Armored Motor Service of America, Inc. v. First Federal Savings & Loan Ass'n

138 A.D.2d 954 | N.Y. App. Div. | 1988

Order unanimously reversed on the law with costs and defendant’s motion granted. Memorandum: Special Term erred in denying defendant’s motion for summary judgment dismissing the complaint on the ground that the cause of action may not be maintained because of the Statute of Frauds. The complaint alleges that the parties entered into an agreement which provided that plaintiff would supply courier service for defendant for a period of two years, and that the agreement could be terminated only for cause. The agreement is void because, by its terms, it was not to be performed within one year and it, or some note or memorandum thereof, was not in writing (see, General Obligations Law § 5-701 [a] [1]).
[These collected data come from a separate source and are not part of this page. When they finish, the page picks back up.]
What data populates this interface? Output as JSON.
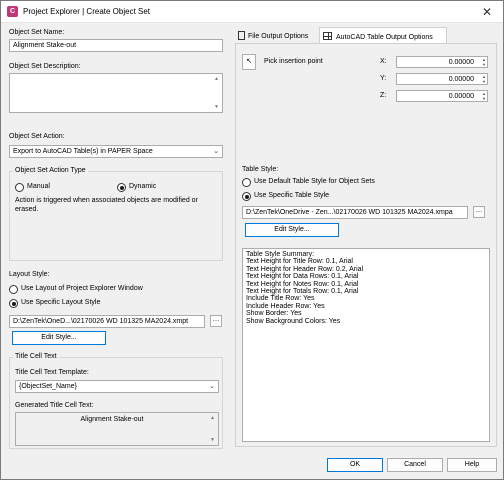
{
  "window": {
    "title": "Project Explorer | Create Object Set",
    "close_glyph": "✕"
  },
  "left": {
    "name_label": "Object Set Name:",
    "name_value": "Alignment Stake-out",
    "desc_label": "Object Set Description:",
    "action_label": "Object Set Action:",
    "action_value": "Export to AutoCAD Table(s) in PAPER Space",
    "action_type_group": "Object Set Action Type",
    "manual_label": "Manual",
    "dynamic_label": "Dynamic",
    "action_note": "Action is triggered when associated objects are modified or erased.",
    "layout_label": "Layout Style:",
    "layout_opt1": "Use Layout of Project Explorer Window",
    "layout_opt2": "Use Specific Layout Style",
    "layout_path": "D:\\ZenTek\\OneD...\\02170026 WD 101325 MA2024.xmpt",
    "edit_style_btn": "Edit Style...",
    "title_cell_group": "Title Cell Text",
    "template_label": "Title Cell Text Template:",
    "template_value": "{ObjectSet_Name}",
    "generated_label": "Generated Title Cell Text:",
    "generated_value": "Alignment Stake-out"
  },
  "tabs": [
    {
      "label": "File Output Options"
    },
    {
      "label": "AutoCAD Table Output Options"
    }
  ],
  "right": {
    "pick_label": "Pick insertion point",
    "x_label": "X:",
    "x_value": "0.00000",
    "y_label": "Y:",
    "y_value": "0.00000",
    "z_label": "Z:",
    "z_value": "0.00000",
    "table_style_label": "Table Style:",
    "style_opt1": "Use Default Table Style for Object Sets",
    "style_opt2": "Use Specific Table Style",
    "style_path": "D:\\ZenTek\\OneDrive - Zen...\\02170026 WD 101325 MA2024.xmpa",
    "edit_style_btn": "Edit Style...",
    "summary": [
      "Table Style Summary:",
      "  Text Height for Title Row: 0.1, Arial",
      "  Text Height for Header Row: 0.2, Arial",
      "  Text Height for Data Rows: 0.1, Arial",
      "  Text Height for Notes Row: 0.1, Arial",
      "  Text Height for Totals Row: 0.1, Arial",
      "  Include Title Row: Yes",
      "  Include Header Row: Yes",
      "  Show Border: Yes",
      "  Show Background Colors: Yes"
    ]
  },
  "footer": {
    "ok": "OK",
    "cancel": "Cancel",
    "help": "Help"
  }
}
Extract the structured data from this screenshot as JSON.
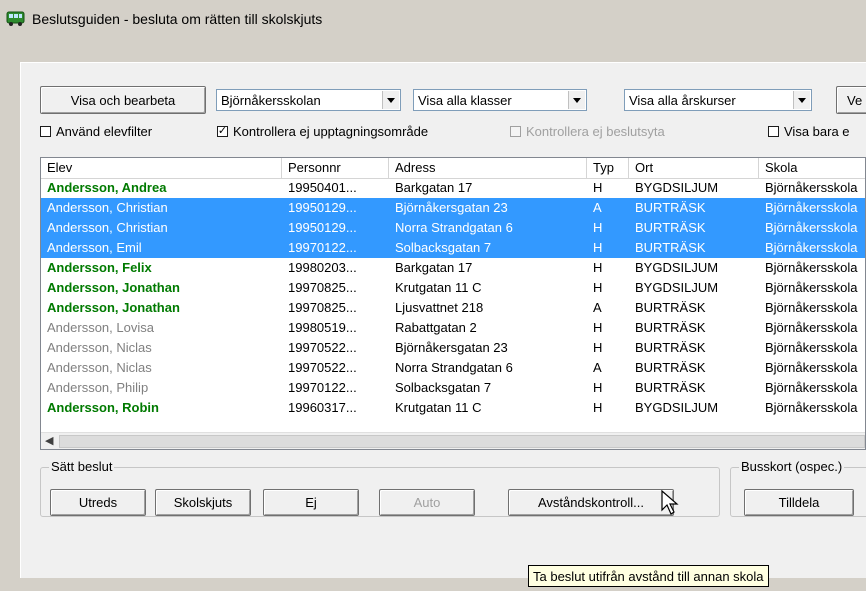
{
  "window": {
    "title": "Beslutsguiden - besluta om rätten till skolskjuts",
    "icon": "bus-icon",
    "colors": {
      "selection": "#3399ff",
      "green_name": "#007a00",
      "gray_name": "#808080",
      "tooltip_bg": "#ffffe1"
    }
  },
  "toolbar": {
    "show_edit_label": "Visa och bearbeta",
    "school_select": "Björnåkersskolan",
    "class_select": "Visa alla klasser",
    "grade_select": "Visa alla årskurser",
    "right_button_label": "Ve"
  },
  "filters": {
    "student_filter": {
      "label": "Använd elevfilter",
      "checked": false
    },
    "no_pickup_area": {
      "label": "Kontrollera ej upptagningsområde",
      "checked": true
    },
    "no_decision_area": {
      "label": "Kontrollera ej beslutsyta",
      "checked": false,
      "disabled": true
    },
    "show_only": {
      "label": "Visa bara e",
      "checked": false
    }
  },
  "table": {
    "columns": [
      "Elev",
      "Personnr",
      "Adress",
      "Typ",
      "Ort",
      "Skola"
    ],
    "rows": [
      {
        "elev": "Andersson, Andrea",
        "personnr": "19950401...",
        "adress": "Barkgatan 17",
        "typ": "H",
        "ort": "BYGDSILJUM",
        "skola": "Björnåkersskola",
        "style": "green",
        "selected": false
      },
      {
        "elev": "Andersson, Christian",
        "personnr": "19950129...",
        "adress": "Björnåkersgatan 23",
        "typ": "A",
        "ort": "BURTRÄSK",
        "skola": "Björnåkersskola",
        "style": "gray",
        "selected": true
      },
      {
        "elev": "Andersson, Christian",
        "personnr": "19950129...",
        "adress": "Norra Strandgatan 6",
        "typ": "H",
        "ort": "BURTRÄSK",
        "skola": "Björnåkersskola",
        "style": "gray",
        "selected": true
      },
      {
        "elev": "Andersson, Emil",
        "personnr": "19970122...",
        "adress": "Solbacksgatan 7",
        "typ": "H",
        "ort": "BURTRÄSK",
        "skola": "Björnåkersskola",
        "style": "gray",
        "selected": true
      },
      {
        "elev": "Andersson, Felix",
        "personnr": "19980203...",
        "adress": "Barkgatan 17",
        "typ": "H",
        "ort": "BYGDSILJUM",
        "skola": "Björnåkersskola",
        "style": "green",
        "selected": false
      },
      {
        "elev": "Andersson, Jonathan",
        "personnr": "19970825...",
        "adress": "Krutgatan 11 C",
        "typ": "H",
        "ort": "BYGDSILJUM",
        "skola": "Björnåkersskola",
        "style": "green",
        "selected": false
      },
      {
        "elev": "Andersson, Jonathan",
        "personnr": "19970825...",
        "adress": "Ljusvattnet 218",
        "typ": "A",
        "ort": "BURTRÄSK",
        "skola": "Björnåkersskola",
        "style": "green",
        "selected": false
      },
      {
        "elev": "Andersson, Lovisa",
        "personnr": "19980519...",
        "adress": "Rabattgatan 2",
        "typ": "H",
        "ort": "BURTRÄSK",
        "skola": "Björnåkersskola",
        "style": "gray",
        "selected": false
      },
      {
        "elev": "Andersson, Niclas",
        "personnr": "19970522...",
        "adress": "Björnåkersgatan 23",
        "typ": "H",
        "ort": "BURTRÄSK",
        "skola": "Björnåkersskola",
        "style": "gray",
        "selected": false
      },
      {
        "elev": "Andersson, Niclas",
        "personnr": "19970522...",
        "adress": "Norra Strandgatan 6",
        "typ": "A",
        "ort": "BURTRÄSK",
        "skola": "Björnåkersskola",
        "style": "gray",
        "selected": false
      },
      {
        "elev": "Andersson, Philip",
        "personnr": "19970122...",
        "adress": "Solbacksgatan 7",
        "typ": "H",
        "ort": "BURTRÄSK",
        "skola": "Björnåkersskola",
        "style": "gray",
        "selected": false
      },
      {
        "elev": "Andersson, Robin",
        "personnr": "19960317...",
        "adress": "Krutgatan 11 C",
        "typ": "H",
        "ort": "BYGDSILJUM",
        "skola": "Björnåkersskola",
        "style": "green",
        "selected": false
      }
    ]
  },
  "decision": {
    "legend": "Sätt beslut",
    "utreds": "Utreds",
    "skolskjuts": "Skolskjuts",
    "ej": "Ej",
    "auto": "Auto",
    "distance_check": "Avståndskontroll..."
  },
  "buscard": {
    "legend": "Busskort (ospec.)",
    "assign": "Tilldela"
  },
  "tooltip": "Ta beslut utifrån avstånd till annan skola"
}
Plaintiff contends that the Statute of Frauds was satisfied by memoranda signed by, or chargeable to, defendant. The memoranda, however, did not contain essential terms of the agreement, particularly its duration and the provision for termination. Those terms may not be supplied by parol evidence (see, Dorman v Cohen, 66 AD2d 411; Brause v Goldman, 10 AD2d 328, affd 9 NY2d 620). Plaintiff’s reliance upon Crabtree v Arden Sales Corp. (305 NY 48) is misplaced. In Crabtree (supra), all the essential terms of the agreement were contained in memoranda either signed by, or chargeable to, the defendant. Here, plaintiff attempted to use its own memorandum to establish the duration of the agreement and the provision for termination.

Plaintiff further contends that defendant is estopped from pleading the Statute of Frauds because, in reliance upon the oral agreement, plaintiff purchased vehicles to supply the courier service for defendant. In his oral deposition, however, plaintiff’s president admitted that no agreement had been reached at the time plaintiff purchased the vehicles and that the parties were then in disagreement concerning the duration of the agreement and the provision for termination. Under those circumstances, the doctrine of estoppel does not apply. That doctrine is reserved for a limited class of cases where it is unconscionable to deny the promise upon which *955plaintiff has relied (Buddman Distribs. v Labatt Importers, 91 AD2d 838, 839; see also, Rose v Spa Realty Assocs., 42 NY2d 338, 344). Here, at the time plaintiff purchased the trucks, defendant had made no promise upon which plaintiff could rely.

Finally, the agreement may not be enforced under the doctrine of partial performance because plaintiff’s performance was not " 'unequivocally referable’ ” to the oral agreement (Anostario v Vicinanzo, 59 NY2d 662, 664). (Appeal from order of Supreme Court, Monroe County, Dugan, J. — summary judgment.) Present — Dillon, P. J., Callahan, Pine, Lawton and Davis, JJ.